Mi chiamano così. Cancro, tumore, neoplasia, neoformazione, dicono di me che sono il mostro, la bestia, l'alieno, l'intruso. Ma io non sono un intruso, io faccio parte del corpo che ho deciso di conquistare, sono nato con lui come piccola  innocente cellula, come parte di un tutto destinato ad evolvere, a crescere, fino a quando ho deciso di dire 'no'.  Così inizia il suo racconto A. U. tra i partecipanti di una scorsa edizione.

Il Premio propone infatti ai partecipanti di raccontare in forma di racconto scritto, attraverso l’episodio che ritengono più significativo, com’è avvenuto il passaggio dalla comprensibile disperazione legata alla scoperta di una malattia oncologica alla coraggiosa rivalutazione del senso e del valore della vita quotidiana, a partire da quegli aspetti minimali che l’esperienza di malattia e il timore della morte portano a valutare in modo nuovo.

Raccontare in quale momento e attraverso quali segnali si è percepito un cambiamento nello sguardo sul mondo e un’attenzione significante alle piccole e preziose cose che ci circondano ogni giorno e che rendono unica l’esperienza del vivere.

Come partecipare

I racconti inediti, di lunghezza non superiore a 6 cartelle editoriali (12.000 battute) dovranno essere attinenti al tema prefissato, con specifiche considerazioni sulle dinamiche interiori, le emozioni e le trasformazioni vissute nel corso dell’esperienza legata alla malattia oncologica.
L’attinenza del racconto al tema del Premio sarà inderogabilmente valutata dalla Giuria.
Ciascun autore potrà partecipare con un solo racconto da inviare insieme alla scheda di iscrizione entro e non oltre il 3 dicembre 2018.

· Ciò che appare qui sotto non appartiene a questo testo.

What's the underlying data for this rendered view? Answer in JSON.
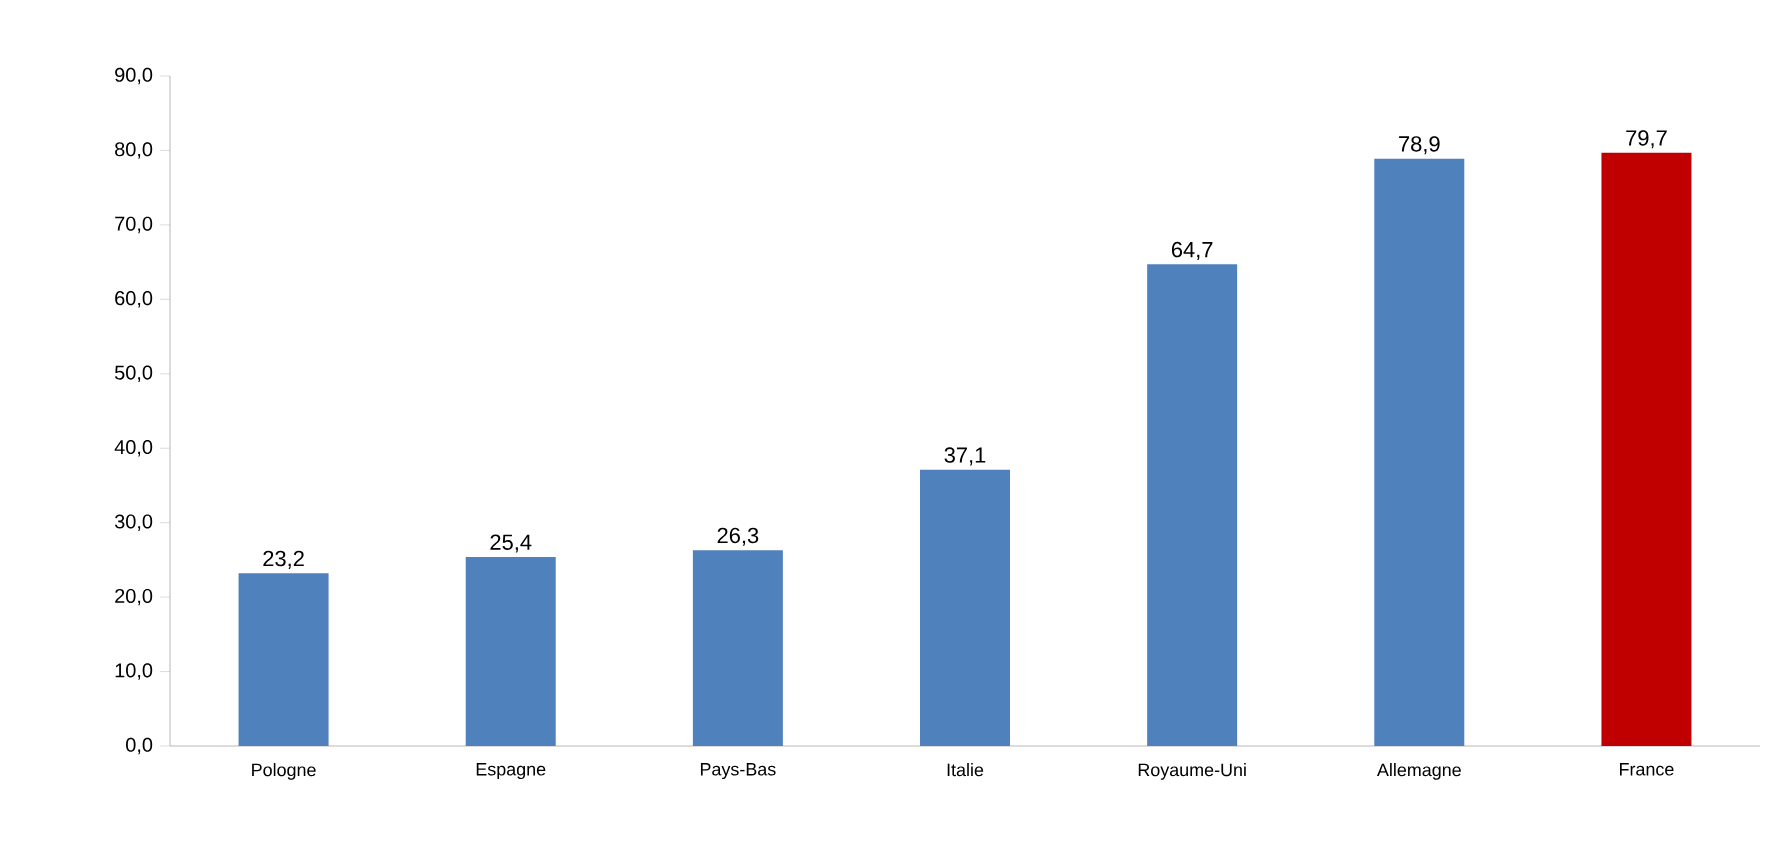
{
  "chart_data": {
    "type": "bar",
    "categories": [
      "Pologne",
      "Espagne",
      "Pays-Bas",
      "Italie",
      "Royaume-Uni",
      "Allemagne",
      "France"
    ],
    "values": [
      23.2,
      25.4,
      26.3,
      37.1,
      64.7,
      78.9,
      79.7
    ],
    "colors": [
      "#4f81bd",
      "#4f81bd",
      "#4f81bd",
      "#4f81bd",
      "#4f81bd",
      "#4f81bd",
      "#c00000"
    ],
    "value_labels": [
      "23,2",
      "25,4",
      "26,3",
      "37,1",
      "64,7",
      "78,9",
      "79,7"
    ],
    "ylim": [
      0,
      90
    ],
    "yticks": [
      {
        "value": 0,
        "label": "0,0"
      },
      {
        "value": 10,
        "label": "10,0"
      },
      {
        "value": 20,
        "label": "20,0"
      },
      {
        "value": 30,
        "label": "30,0"
      },
      {
        "value": 40,
        "label": "40,0"
      },
      {
        "value": 50,
        "label": "50,0"
      },
      {
        "value": 60,
        "label": "60,0"
      },
      {
        "value": 70,
        "label": "70,0"
      },
      {
        "value": 80,
        "label": "80,0"
      },
      {
        "value": 90,
        "label": "90,0"
      }
    ]
  }
}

"Con la realizzazione di questo Premio letterario, la nostra associazione - spiega Raffaella Restuccia, Vicepresidente di Moby Dick Onlus, tra i suoi obiettivi - si propone di dare voce a tutti coloro che hanno il desiderio di esprimere il proprio vissuto o si sentono vicini per esperienza o semplicemente per sensibilità al tema; di interrompere l’isolamento di chi vive la malattia con un senso di disagio amplificato dallo stigma sociale e favorire così l’elaborazione attraverso l’introspezione rivolta a ripercorrere i momenti vissuti".

Non in ultimo, prosegue la Vicepresidente, vuole "contribuire a stimolare riflessioni e condivisione riguardo ad un argomento, il cancro, che fino a tempi recenti rappresentava un tabù".